Feministçe

Perspektif
30 Kasım 2021 Salı

Ömer Faruk Alpdoğan

Hatırla, dört kadını hatırla. Topf ve oğulları Holokost’un izlerini yok etmek için fırınlar üretirken, Yahudi erkek esirler, bir gün ölmek yerine her gün ölürken, isyan eden dört onurlu kadını hatırla. Ala Gertner, Ester Wajcblum, Regina Safirsztajn ve idam edileceği an “Güçlü olun, cesur olun!” diye son sözlerini haykırarak dile getiren Roza Robota…

Hatırla, masum Yahudileri kurtarmak için kendi hayatlarını tehlikeye atan cesur oldukları kadar vicdanlı olan Türk diplomatlarını hatırla. Necdet Kent, Selahattin Ülkümen, Namık Kemal Yolga…

Eğitim hayatında çok başarılı olmasına rağmen, ülkesinde resmi bir kurumda yüksek öğrenim göremeyen, yalnızca kadın olduğu için dışlanan Marie Curie’yi hatırla. 1903 yılında Nobel Kimya Ödülünü, kadın olduğu için eşi Pierre Curie ve Henri Becquerel ile paylaşmak zorunda kalmıştı. Kendi imkanlarıyla kurduğu laboratuvarlarda, bilime hizmet etmekten asla vazgeçmeyen ve 1911’de tek başına Nobel Kimya Ödülünü alan, radyolojinin kurucusu Marie Curie’yi hatırla.

Bir de diğer kadınlar var, hatırlanması gereken…

İran’da 13 yaşındaki kız çocuğunu kandırarak kaçıran, 35 yaşındaki adam ceza almadı ve ailesine teslim edilmek istememesine rağmen, kız çocuğu emniyet mensupları tarafından ailesine teslim edildi. Yaşadığı olaylara anlam veremeyecek kadar idrak etme bilincinden yoksun olan kız çocuğu uykusundayken, babası tarafından başı orakla kesilerek öldürüldü. Hatırla, o genç kızın can çekişerek ölümünü hatırla.

Fetvalarında, gerektiğinde bir erkeğin, çocukları taciz edebileceğini, hayvanlarla ilişkiye girebileceğini destekleyen Humeyni’nin, inkılapçılığa önem veren, İran’a modern çağı yaşatan Şah Rıza’yı devirerek getirdiği sapkın sistem altında, iftiralara maruz kalıp, taşlanarak öldürülen kadınları hatırla. Bir de Humeyni’nin sistemine karşı duran cesur İranlı aktivist Meryem’i hatırla.          

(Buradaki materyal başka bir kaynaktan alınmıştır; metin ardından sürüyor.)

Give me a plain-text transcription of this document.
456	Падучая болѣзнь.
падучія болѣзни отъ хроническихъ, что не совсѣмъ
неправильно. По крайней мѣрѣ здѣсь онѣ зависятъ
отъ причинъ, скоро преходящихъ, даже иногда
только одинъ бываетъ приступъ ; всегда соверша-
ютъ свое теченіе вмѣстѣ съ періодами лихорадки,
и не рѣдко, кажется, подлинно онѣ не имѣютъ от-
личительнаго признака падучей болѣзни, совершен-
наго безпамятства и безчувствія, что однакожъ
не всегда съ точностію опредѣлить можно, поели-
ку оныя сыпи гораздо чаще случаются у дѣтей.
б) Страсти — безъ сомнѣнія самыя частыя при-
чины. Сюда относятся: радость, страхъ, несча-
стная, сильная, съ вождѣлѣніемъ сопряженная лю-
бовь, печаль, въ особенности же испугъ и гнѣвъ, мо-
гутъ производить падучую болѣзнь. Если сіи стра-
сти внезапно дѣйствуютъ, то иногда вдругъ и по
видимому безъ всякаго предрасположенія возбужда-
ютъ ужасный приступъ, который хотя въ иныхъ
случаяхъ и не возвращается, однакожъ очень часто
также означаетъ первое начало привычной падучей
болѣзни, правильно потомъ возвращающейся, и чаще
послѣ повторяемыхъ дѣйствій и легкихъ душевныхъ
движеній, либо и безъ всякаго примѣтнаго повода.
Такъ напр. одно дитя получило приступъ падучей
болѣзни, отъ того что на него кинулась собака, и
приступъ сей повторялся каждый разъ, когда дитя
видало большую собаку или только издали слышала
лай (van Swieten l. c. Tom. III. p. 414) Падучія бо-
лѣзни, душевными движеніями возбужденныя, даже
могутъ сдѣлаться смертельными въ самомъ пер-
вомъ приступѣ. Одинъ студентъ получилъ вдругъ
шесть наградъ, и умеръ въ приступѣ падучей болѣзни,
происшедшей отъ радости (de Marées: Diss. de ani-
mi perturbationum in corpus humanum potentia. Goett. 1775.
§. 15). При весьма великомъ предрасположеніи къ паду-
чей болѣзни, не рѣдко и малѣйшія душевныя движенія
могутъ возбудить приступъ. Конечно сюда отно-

Suudi Arabistan’da, mini etek ve kısa bluz giydiği bir videosunu paylaşan genç kadın, yetkililer tarafından başlatılan soruşturma sonrası tutuklanmıştı. Hatırla, o genç kadından özgürlüğün, zorbalıkla nasıl alındığını hatırla.

İsrail’de yazılı, yazısız kurallar ve medeni kanunundaki eksiklikler sebebiyle boşanmakta güçlük çeken Yahudi kadınlarını hatırla.

Vatikan’da 22 Haziran 1983 tarihinde kaçırılan Emanuela Orlandi’yi ve onu hâlâ bulmak için direnen ailesini hatırla.

Nepal’de, regl dönemlerinde dışlanan, evden uzaklaştırılıp, ahırlarda kalmak zorunda bırakılan kadınları hatırla.

Kore Demokratik Halk Cumhuriyeti’nde, sosyal ve toplumsal hakları ellerinden alınan, saçlarını dahi istediği şekilde uzatması yasak olan kadınları hatırla…

Hatırla ama unutmak için değil! Bu dünya düzenini değiştirmek için hatırla. Bu düzeni değiştirmek için duyarlı bir şekilde konuşmak kadar, konuştuklarımızı eyleme dökmekte önemlidir. Ben bu düzeni değiştirmek ve kendime edindirdiğim misyonu yaymak adına “Feministçe” adlı bir kitap yazdım. Okunsa da okunmasa da bu yolda övgülerle veya engellerle karşılaşsam da misyonumu asla terk etmeyeceğim. Çünkü ben unutmak için hatırlayanlardan değilim. Bu sebeple, kadın haklarını ve feminizmi desteklemek adına, düzenli olarak yazmaya devam edeceğim. Çünkü yeni dünya düzenini oluşturmanın ilk yolu, kadının her anlamda bağımsızlığını elde etmesiyle oluşacaktır. Unutmayın ki erkeklerin yönettiği ülkeler birbirleriyle savaşır, kadınların yöneteceği ülkeler ise birbirini kıskanır, daha güzel olmak için. İşte bu sebeple, hatırla ama unutmak için değil, bu dünya düzenini değiştirmek için hatırla!